IL GALANTUOMO A CAVALLO: IL FANTINO SARDO PAOLO RACUGNO A CENT’ANNI PENSA ANCORA ALLE OLIMPIADI

ph: Paolo Racugno


di Federica Sabiu

“Mi sono ingegnato a fare di tutto e non ho mai smesso di inseguire il mio sogno, quello di diventare un campione. È stato un chiodo fisso, una meta da raggiungere senza indugiare“. Parla così Paolo Racugno, che da poco ha compiuto cent’anni e che nonostante un piccolo infortunio tornerà presto ad allenarsi: “I cavalli sono la mia vita non posso starci lontano per troppo tempo”

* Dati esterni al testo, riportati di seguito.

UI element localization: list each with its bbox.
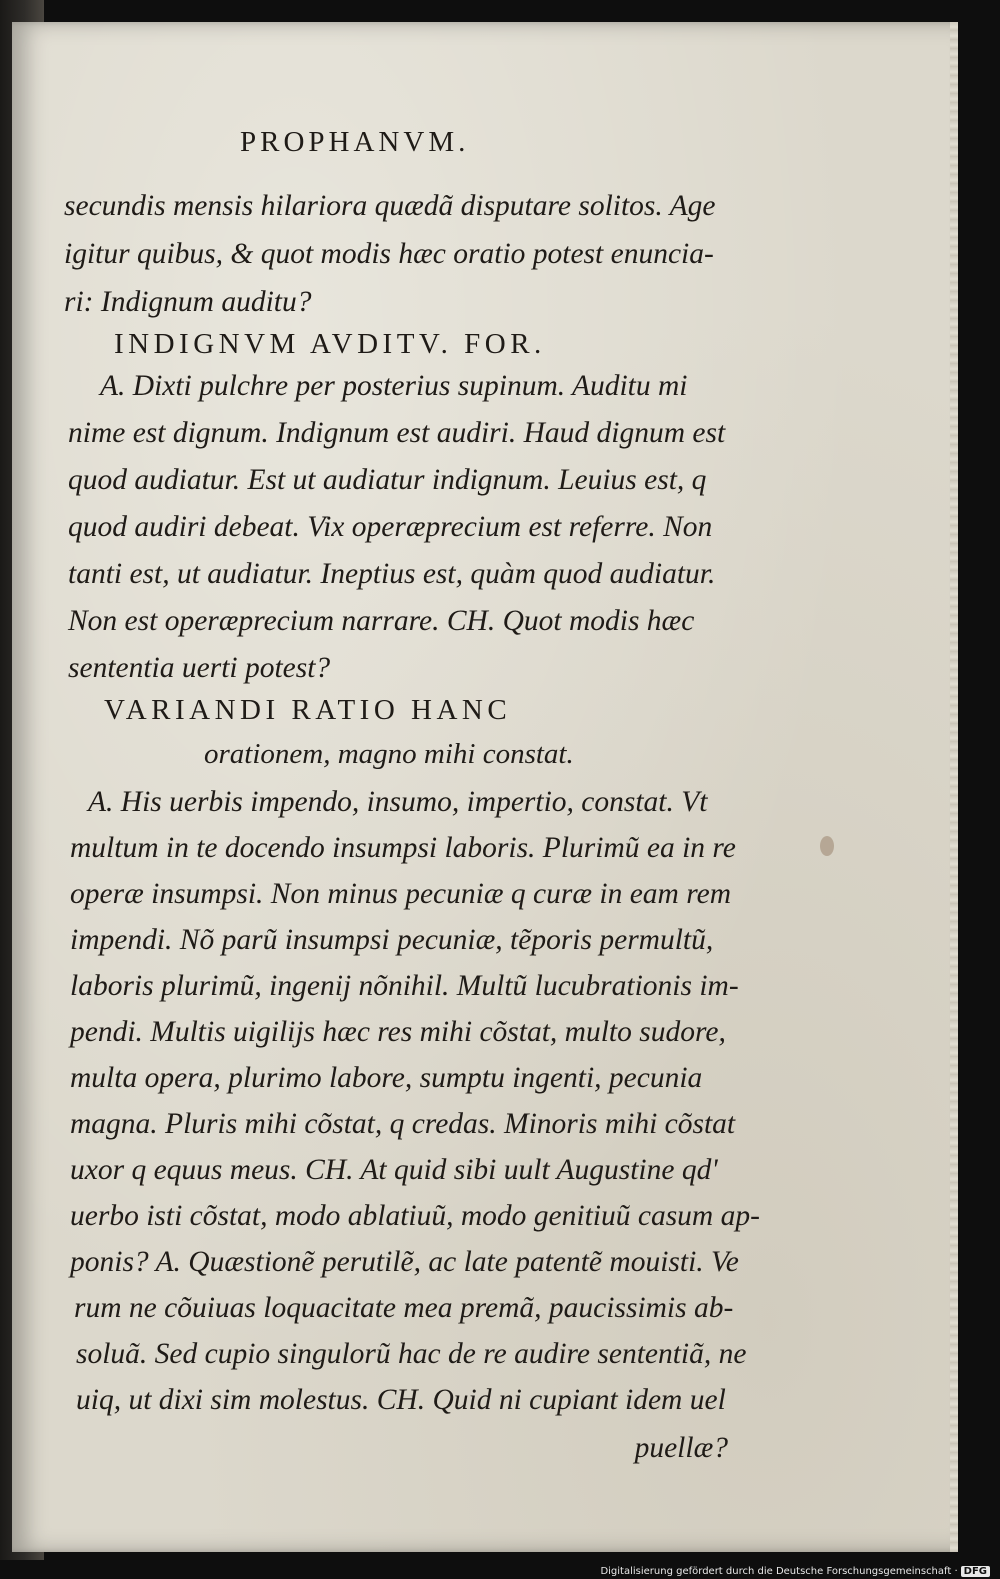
- text-line: nime est dignum. Indignum est audiri. Haud dignum est: [68, 417, 726, 449]
- text-line: pendi. Multis uigilijs hæc res mihi cõstat, multo sudore,: [70, 1016, 726, 1048]
- section-heading: INDIGNVM AVDITV. FOR.: [114, 328, 546, 360]
- book-page: [12, 22, 958, 1552]
- text-line: laboris plurimũ, ingenij nõnihil. Multũ lucubrationis im-: [70, 970, 739, 1002]
- page-text: [12, 22, 958, 1552]
- text-line: A. His uerbis impendo, insumo, impertio, constat. Vt: [88, 786, 708, 818]
- text-line: uiq, ut dixi sim molestus. CH. Quid ni cupiant idem uel: [76, 1384, 726, 1416]
- text-line: ponis? A. Quæstionẽ perutilẽ, ac late patentẽ mouisti. Ve: [70, 1246, 739, 1278]
- text-line: impendi. Nõ parũ insumpsi pecuniæ, tẽporis permultũ,: [70, 924, 714, 956]
- credit-text: Digitalisierung gefördert durch die Deutsche Forschungsgemeinschaft ·: [600, 1566, 958, 1577]
- text-line: A. Dixti pulchre per posterius supinum. Auditu mi: [100, 370, 688, 402]
- text-line: multa opera, plurimo labore, sumptu ingenti, pecunia: [70, 1062, 703, 1094]
- text-line: magna. Pluris mihi cõstat, q credas. Minoris mihi cõstat: [70, 1108, 736, 1140]
- text-line: Non est operæprecium narrare. CH. Quot modis hæc: [68, 605, 695, 637]
- text-line: quod audiri debeat. Vix operæprecium est referre. Non: [68, 511, 713, 543]
- text-line: sententia uerti potest?: [68, 652, 331, 684]
- dfg-logo: DFG: [961, 1566, 990, 1577]
- text-line: quod audiatur. Est ut audiatur indignum. Leuius est, q: [68, 464, 707, 496]
- section-subheading: orationem, magno mihi constat.: [204, 738, 574, 770]
- section-heading: VARIANDI RATIO HANC: [104, 694, 512, 726]
- text-line: soluã. Sed cupio singulorũ hac de re audire sententiã, ne: [76, 1338, 747, 1370]
- text-line: secundis mensis hilariora quædã disputare solitos. Age: [64, 190, 716, 222]
- text-line: multum in te docendo insumpsi laboris. Plurimũ ea in re: [70, 832, 736, 864]
- text-line: uerbo isti cõstat, modo ablatiuũ, modo genitiuũ casum ap-: [70, 1200, 760, 1232]
- catchword: puellæ?: [634, 1432, 728, 1464]
- text-line: ri: Indignum auditu?: [64, 286, 312, 318]
- digitization-credit: [600, 1566, 990, 1577]
- running-head: PROPHANVM.: [240, 126, 470, 158]
- text-line: operæ insumpsi. Non minus pecuniæ q curæ in eam rem: [70, 878, 731, 910]
- text-line: tanti est, ut audiatur. Ineptius est, quàm quod audiatur.: [68, 558, 716, 590]
- text-line: igitur quibus, & quot modis hæc oratio potest enuncia-: [64, 238, 714, 270]
- text-line: rum ne cõuiuas loquacitate mea premã, paucissimis ab-: [74, 1292, 734, 1324]
- text-line: uxor q equus meus. CH. At quid sibi uult Augustine qd': [70, 1154, 718, 1186]
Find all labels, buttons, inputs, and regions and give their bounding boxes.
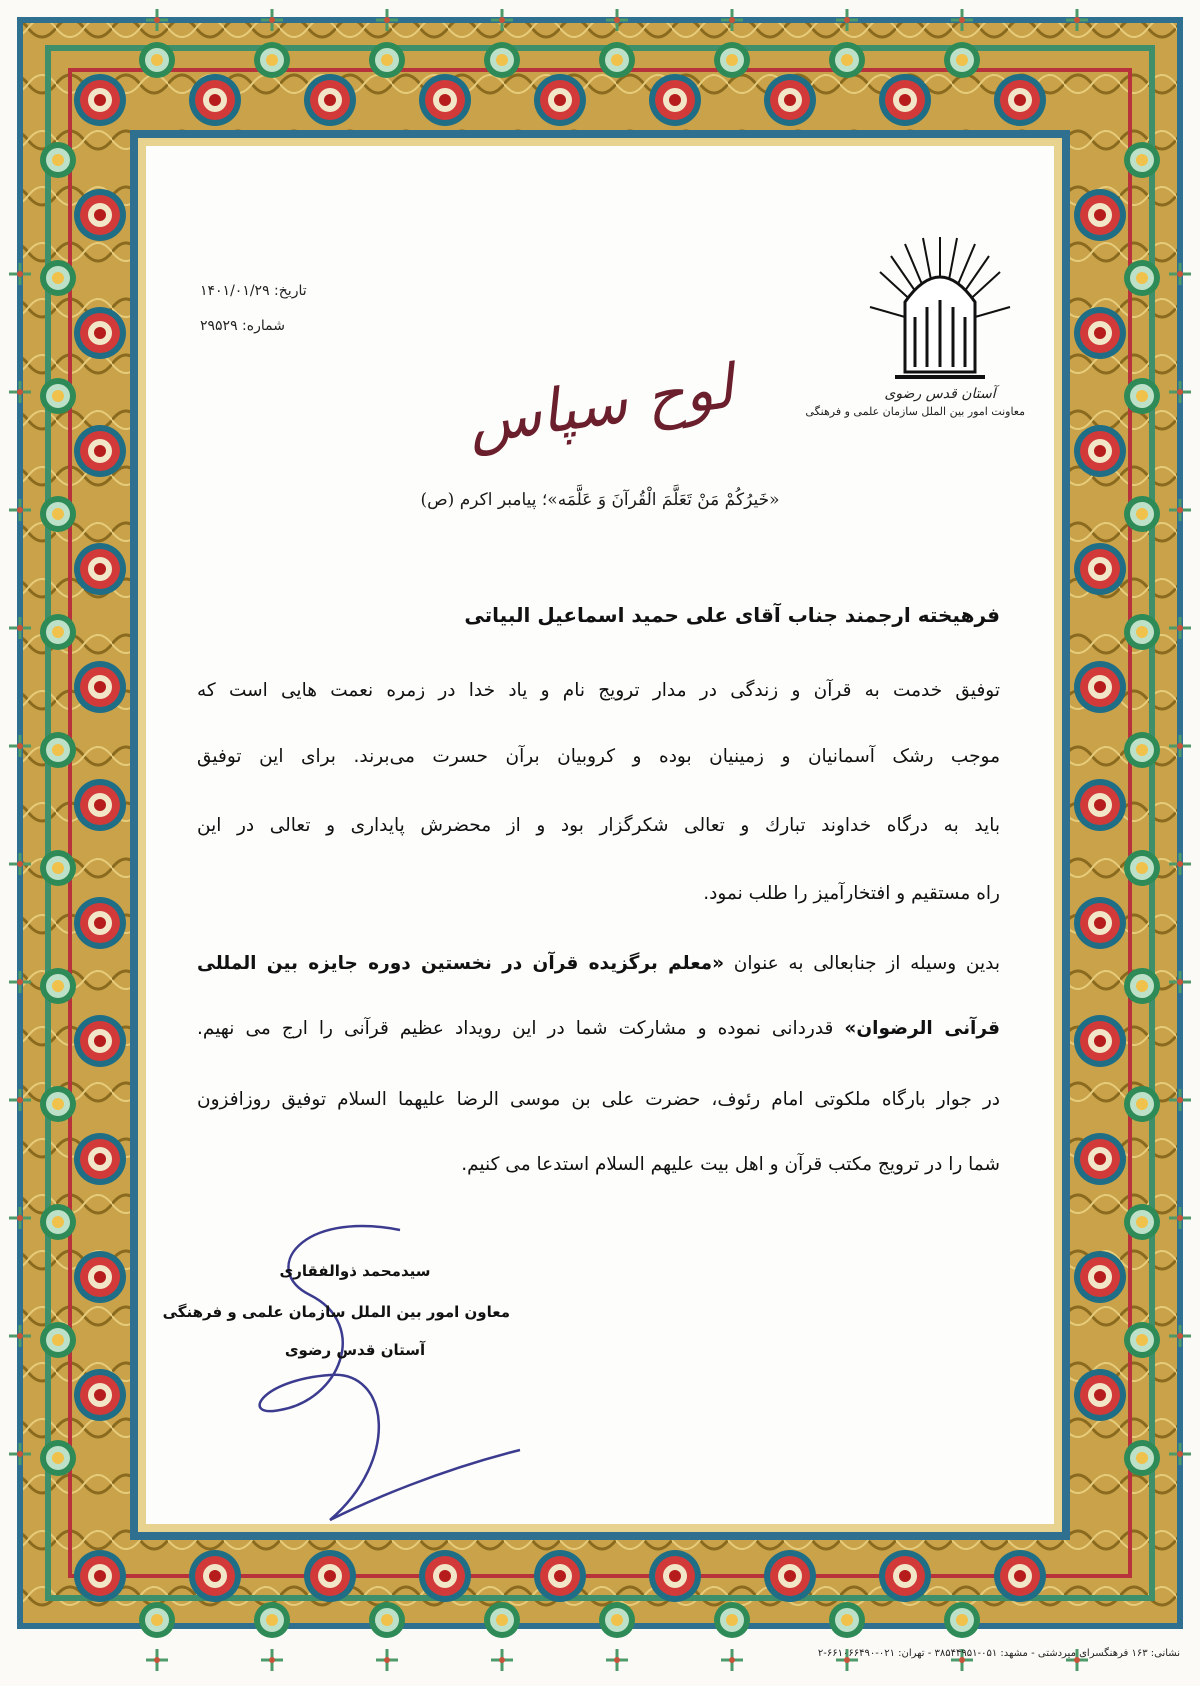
border-ornament (376, 1649, 398, 1671)
border-ornament (254, 42, 290, 78)
border-ornament (606, 1649, 628, 1671)
border-ornament (369, 1602, 405, 1638)
award-title-part-1: «معلم برگزیده قرآن در نخستین دوره جایزه بین المللی (197, 953, 725, 974)
border-ornament (649, 74, 701, 126)
border-ornament (1124, 1322, 1160, 1358)
border-ornament (764, 74, 816, 126)
border-ornament (369, 42, 405, 78)
border-ornament (74, 1251, 126, 1303)
border-ornament (829, 42, 865, 78)
border-ornament (74, 1015, 126, 1067)
border-ornament (40, 142, 76, 178)
paragraph-2-line-1 (197, 953, 1000, 974)
border-ornament (40, 968, 76, 1004)
border-ornament (40, 260, 76, 296)
border-ornament (139, 1602, 175, 1638)
border-ornament (40, 614, 76, 650)
border-ornament (1074, 425, 1126, 477)
signatory-organization: آستان قدس رضوی (284, 1341, 426, 1359)
border-ornament (40, 378, 76, 414)
border-ornament (534, 74, 586, 126)
border-ornament (599, 42, 635, 78)
border-ornament (146, 1649, 168, 1671)
border-ornament (74, 897, 126, 949)
border-ornament (534, 1550, 586, 1602)
border-ornament (74, 1550, 126, 1602)
border-ornament (714, 1602, 750, 1638)
border-ornament (74, 543, 126, 595)
border-ornament (879, 74, 931, 126)
signatory-position: معاون امور بین الملل سازمان علمی و فرهنگی (162, 1303, 510, 1321)
certificate-title: لوح سپاس (462, 351, 738, 459)
border-ornament (1074, 661, 1126, 713)
border-ornament (74, 74, 126, 126)
logo-name: آستان قدس رضوی (884, 386, 996, 402)
border-ornament (1074, 1251, 1126, 1303)
border-ornament (994, 74, 1046, 126)
border-ornament (40, 1440, 76, 1476)
border-ornament (1074, 1369, 1126, 1421)
paragraph-2-line-2 (197, 1018, 1000, 1039)
border-ornament (1074, 1133, 1126, 1185)
border-ornament (74, 779, 126, 831)
border-ornament (1124, 968, 1160, 1004)
border-ornament (74, 1369, 126, 1421)
border-ornament (1124, 142, 1160, 178)
paragraph-1-line-1: توفیق خدمت به قرآن و زندگی در مدار ترویج نام و یاد خدا در زمره نعمت هایی است که (197, 680, 1000, 701)
paragraph-1-line-2: موجب رشک آسمانیان و زمینیان بوده و کروبیان برآن حسرت می‌برند. برای این توفیق (197, 746, 1000, 767)
border-ornament (1124, 260, 1160, 296)
border-ornament (304, 1550, 356, 1602)
border-ornament (74, 425, 126, 477)
border-ornament (1124, 1440, 1160, 1476)
border-ornament (189, 1550, 241, 1602)
border-ornament (74, 661, 126, 713)
border-ornament (1124, 614, 1160, 650)
paragraph-1-line-3: باید به درگاه خداوند تبارك و تعالی شکرگزار بود و از محضرش پایداری و تعالی در این (197, 815, 1000, 836)
border-ornament (1124, 850, 1160, 886)
border-ornament (40, 1322, 76, 1358)
paragraph-3-line-1: در جوار بارگاه ملکوتی امام رئوف، حضرت علی بن موسی الرضا علیهما السلام توفیق روزافزون (197, 1089, 1000, 1110)
border-ornament (74, 1133, 126, 1185)
border-ornament (1074, 1015, 1126, 1067)
border-ornament (1074, 897, 1126, 949)
award-title-part-2: قرآنی الرضوان» (844, 1018, 1001, 1039)
border-ornament (484, 42, 520, 78)
handwritten-signature (220, 1200, 540, 1530)
hadith-quote: «خَیرُکُمْ مَنْ تَعَلَّمَ الْقُرآنَ وَ عَلَّمَه»؛ پیامبر اکرم (ص) (420, 490, 780, 510)
border-ornament (40, 1086, 76, 1122)
border-ornament (304, 74, 356, 126)
border-ornament (1074, 189, 1126, 241)
border-ornament (491, 1649, 513, 1671)
addressee: فرهیخته ارجمند جناب آقای علی حمید اسماعیل البیاتی (464, 603, 1000, 627)
border-ornament (74, 307, 126, 359)
border-ornament (40, 496, 76, 532)
border-ornament (261, 1649, 283, 1671)
border-ornament (764, 1550, 816, 1602)
border-ornament (40, 732, 76, 768)
border-ornament (189, 74, 241, 126)
border-ornament (484, 1602, 520, 1638)
border-ornament (649, 1550, 701, 1602)
footer-address: نشانی: ۱۶۳ فرهنگسرای میردشتی - مشهد: ۰۵۱-۳۸۵۴۴۹۵۱ - تهران: ۰۲۱-۶۶۱۰۶۶۴۹۰-۲ (817, 1648, 1180, 1659)
border-ornament (40, 850, 76, 886)
paragraph-1-line-4: راه مستقیم و افتخارآمیز را طلب نمود. (703, 883, 1000, 904)
number-line: شماره: ۲۹۵۲۹ (200, 318, 285, 334)
border-ornament (944, 42, 980, 78)
border-ornament (829, 1602, 865, 1638)
border-ornament (599, 1602, 635, 1638)
date-line: تاریخ: ۱۴۰۱/۰۱/۲۹ (200, 283, 307, 299)
signatory-name: سیدمحمد ذوالفقاری (279, 1262, 431, 1280)
border-ornament (714, 42, 750, 78)
border-ornament (994, 1550, 1046, 1602)
border-ornament (1074, 543, 1126, 595)
border-ornament (1124, 496, 1160, 532)
logo-subtitle: معاونت امور بین الملل سازمان علمی و فرهنگی (805, 405, 1025, 418)
border-ornament (1124, 732, 1160, 768)
border-ornament (944, 1602, 980, 1638)
border-ornament (1124, 1204, 1160, 1240)
border-ornament (74, 189, 126, 241)
border-ornament (1124, 378, 1160, 414)
paragraph-2-line-2-plain: قدردانی نموده و مشارکت شما در این رویداد عظیم قرآنی را ارج می نهیم. (197, 1018, 845, 1039)
border-ornament (1074, 307, 1126, 359)
border-ornament (879, 1550, 931, 1602)
border-ornament (419, 1550, 471, 1602)
border-ornament (139, 42, 175, 78)
paragraph-2-line-1-plain: بدین وسیله از جنابعالی به عنوان (724, 953, 1001, 974)
border-ornament (419, 74, 471, 126)
border-ornament (40, 1204, 76, 1240)
border-ornament (1074, 779, 1126, 831)
paragraph-3-line-2: شما را در ترویج مکتب قرآن و اهل بیت علیهم السلام استدعا می کنیم. (461, 1154, 1000, 1175)
border-ornament (254, 1602, 290, 1638)
border-ornament (1124, 1086, 1160, 1122)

Ad accogliermi è un elegante signore, occhi celesti come il mare, un sorriso smagliante e una gentilezza d’altri tempi. È lui, Paolo Racugno, cortese nei modi, mi mette immediatamente a mio agio facendomi un excursus della sua vita da campione, della sua infanzia, della guerra, delle gare e della famiglia. Mi guardo intorno, la casa è inondata di foto, di medaglie, di articoli di giornale e di ricordi di un tempo passato non troppo lontano. Nasce nel 1917 ad Iglesias, un paesino non lontano da Cagliari, da una famiglia di commercianti e mostra fin da bambino una passione smodata per i cavalli. A 16 anni, il suo primo concorso ippico nazionale, conquista il terzo posto assoluto sotto gli occhi del principe Amedeo di Savoia, da lì in poi non si fermerà più, un’escalation di successi che lo porteranno a gareggiare ad altissimi livelli con campioni provenienti da tutto il mondo. Conclusi gli studi classici partecipa al concorso bandito dall’Accademia di Modena per entrare come ufficiale di cavalleria, ci sono solo due posti disponibili, uno sarà suo. Conclusa l’accademia rientra a Cagliari dove decide di terminare gli studi in legge iniziati qualche anno prima, si laurea ma decide che non farà mai l’avvocato , le sue ambizioni sono altre…vuole gareggiare, vuole diventare un campione, è troppo determinato per mollare e sa di potercela fare. Nel frattempo scoppia la guerra, Paolo lavora a capo del personale civile dell’aeronautica sarda, da una mano alla sua città devastata dai raid aerei, ricorda ancora il suono delle sirene che avvisavano i civili poco prima dei bombardamenti e mi confida di non essersi mai dimenticato di quel lontano 17 febbraio del 1943 dove Cagliari fu praticamente rasa al suolo e persero la vita oltre 5000 persone colpevoli solo di essersi trovate in mezzo ad un conflitto mondiale senza precedenti. Poi arriva la fine della guerra e questa volta il rumore delle bombe sarà sostituito dagli spari a salve dei fucili dei militari, che festeggiano senza tregua il ritorno alla vita, e dall’arrivo degli alleati.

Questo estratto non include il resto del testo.